According to a recent tweet of yours, NordVPN doesn't offer the sort of "military-encryption" that it claims to, can you elaborate furthermore on this statement?

The term "military-grade encryption" is vapid; it has no inherent meaning, but it's meant to trick people into believing the encryption is secure. NordVPN uses this term a lot in their marketing. A quick decompile and stroll through their Android app's code revealed the snippets I screencapped (mirror) shows that it's not great.

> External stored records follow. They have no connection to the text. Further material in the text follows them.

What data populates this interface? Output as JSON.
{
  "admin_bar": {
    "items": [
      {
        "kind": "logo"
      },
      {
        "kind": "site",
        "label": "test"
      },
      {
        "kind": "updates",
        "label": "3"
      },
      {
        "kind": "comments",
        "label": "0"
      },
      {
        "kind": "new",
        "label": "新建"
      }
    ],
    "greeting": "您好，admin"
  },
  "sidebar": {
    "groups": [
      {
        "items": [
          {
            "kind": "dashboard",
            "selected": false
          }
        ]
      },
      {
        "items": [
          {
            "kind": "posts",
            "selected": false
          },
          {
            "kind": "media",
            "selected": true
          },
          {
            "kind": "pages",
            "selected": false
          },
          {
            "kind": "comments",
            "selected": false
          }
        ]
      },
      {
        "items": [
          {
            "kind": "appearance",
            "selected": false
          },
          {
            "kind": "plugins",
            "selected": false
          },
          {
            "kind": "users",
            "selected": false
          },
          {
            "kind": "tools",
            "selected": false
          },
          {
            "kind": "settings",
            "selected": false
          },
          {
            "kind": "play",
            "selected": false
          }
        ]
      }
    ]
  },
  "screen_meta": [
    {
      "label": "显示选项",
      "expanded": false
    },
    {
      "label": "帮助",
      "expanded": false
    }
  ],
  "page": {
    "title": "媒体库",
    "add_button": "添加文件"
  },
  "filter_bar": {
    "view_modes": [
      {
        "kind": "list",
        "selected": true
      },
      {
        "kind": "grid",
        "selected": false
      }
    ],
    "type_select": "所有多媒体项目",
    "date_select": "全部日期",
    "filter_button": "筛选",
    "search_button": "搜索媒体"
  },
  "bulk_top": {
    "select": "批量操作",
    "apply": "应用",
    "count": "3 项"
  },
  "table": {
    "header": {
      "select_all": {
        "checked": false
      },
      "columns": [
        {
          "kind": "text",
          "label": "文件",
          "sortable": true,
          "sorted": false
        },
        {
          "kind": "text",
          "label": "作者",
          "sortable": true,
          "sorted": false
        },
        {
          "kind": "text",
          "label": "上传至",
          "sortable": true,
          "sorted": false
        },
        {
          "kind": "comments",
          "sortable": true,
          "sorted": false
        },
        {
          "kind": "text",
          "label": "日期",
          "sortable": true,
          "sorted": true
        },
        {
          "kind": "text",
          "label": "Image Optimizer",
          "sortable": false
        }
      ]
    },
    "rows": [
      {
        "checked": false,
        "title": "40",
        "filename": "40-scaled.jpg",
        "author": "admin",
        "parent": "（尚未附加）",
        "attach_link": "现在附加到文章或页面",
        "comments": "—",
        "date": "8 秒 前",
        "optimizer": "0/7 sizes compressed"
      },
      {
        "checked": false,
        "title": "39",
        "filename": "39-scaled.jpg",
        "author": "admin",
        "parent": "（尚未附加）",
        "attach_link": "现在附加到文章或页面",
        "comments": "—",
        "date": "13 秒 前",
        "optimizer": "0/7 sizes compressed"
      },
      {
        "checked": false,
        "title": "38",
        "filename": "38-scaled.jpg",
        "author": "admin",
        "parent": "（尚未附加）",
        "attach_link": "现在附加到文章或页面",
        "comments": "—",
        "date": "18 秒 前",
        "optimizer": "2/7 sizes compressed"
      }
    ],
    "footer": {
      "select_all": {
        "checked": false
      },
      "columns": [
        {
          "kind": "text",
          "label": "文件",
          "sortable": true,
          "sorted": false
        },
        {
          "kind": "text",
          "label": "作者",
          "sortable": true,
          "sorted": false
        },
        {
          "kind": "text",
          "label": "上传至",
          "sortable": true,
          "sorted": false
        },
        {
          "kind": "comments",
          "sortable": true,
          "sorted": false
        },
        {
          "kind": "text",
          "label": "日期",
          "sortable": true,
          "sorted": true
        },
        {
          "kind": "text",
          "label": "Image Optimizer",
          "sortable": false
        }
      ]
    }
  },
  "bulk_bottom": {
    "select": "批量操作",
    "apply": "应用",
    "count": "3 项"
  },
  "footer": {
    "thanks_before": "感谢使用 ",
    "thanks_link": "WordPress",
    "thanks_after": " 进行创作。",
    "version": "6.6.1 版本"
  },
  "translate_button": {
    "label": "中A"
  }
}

Why do you think that this kind of mechanism for encryption is vulnerable and not safe for its user base?

This requires breaking down what they're doing exactly to understand. They're using AES-CBC, which is the AES block cipher in CBC mode.

In order to use AES-CBC securely:

  1. Each message should have a distinct initialization vector (IV). It's very important that these are both never reused and unpredictable. This implies generating them from a cryptographically secure PRNG (/dev/urandom). A hard-coded IV is unsafe with CBC mode.
  2. The ciphertext and IV must be covered by an authentication tag. e.g. HMAC-SHA256. Otherwise, you introduce the risk of padding oracles.

A hard-coded key is a total game over for this protection.

To be clear, this is their Secure Preferences storage, local to the device, not the encryption that NordVPN using on the wire. However, given that they copied and pasted it from StackOverflow, it shows that they have a very low quality QA process.

Have you reported about this flaw to NordVPN before public disclosure?

No.

Is this class of security vulnerability affecting multiple VPN providers?

Possibly. I haven't looked at what other VPN providers are doing, since I don't use VPNs. I use WireGuard for my company VPN purposes, and Tor when I want to hide my IP address.

How did you manage to RE NordVPN's software if they have so strict mechanisms in place to resist that?

It was trivial.

What does it show about VPN software and it's providers in general? How can one make the wise decision in choosing the right software to guard anonymity?

Don't use VPN services. They're typically run by charlatans. If you need a VPN, set one up yourself. Then you can guarantee whatever privacy protections you desire.

Can you tell us a bit more about yourself as well?

I'm an application security and cryptography engineer, mostly known in the PHP community for getting libsodium into the PHP standard library and writing a pure-PHP polyfill of (most of) libsodium.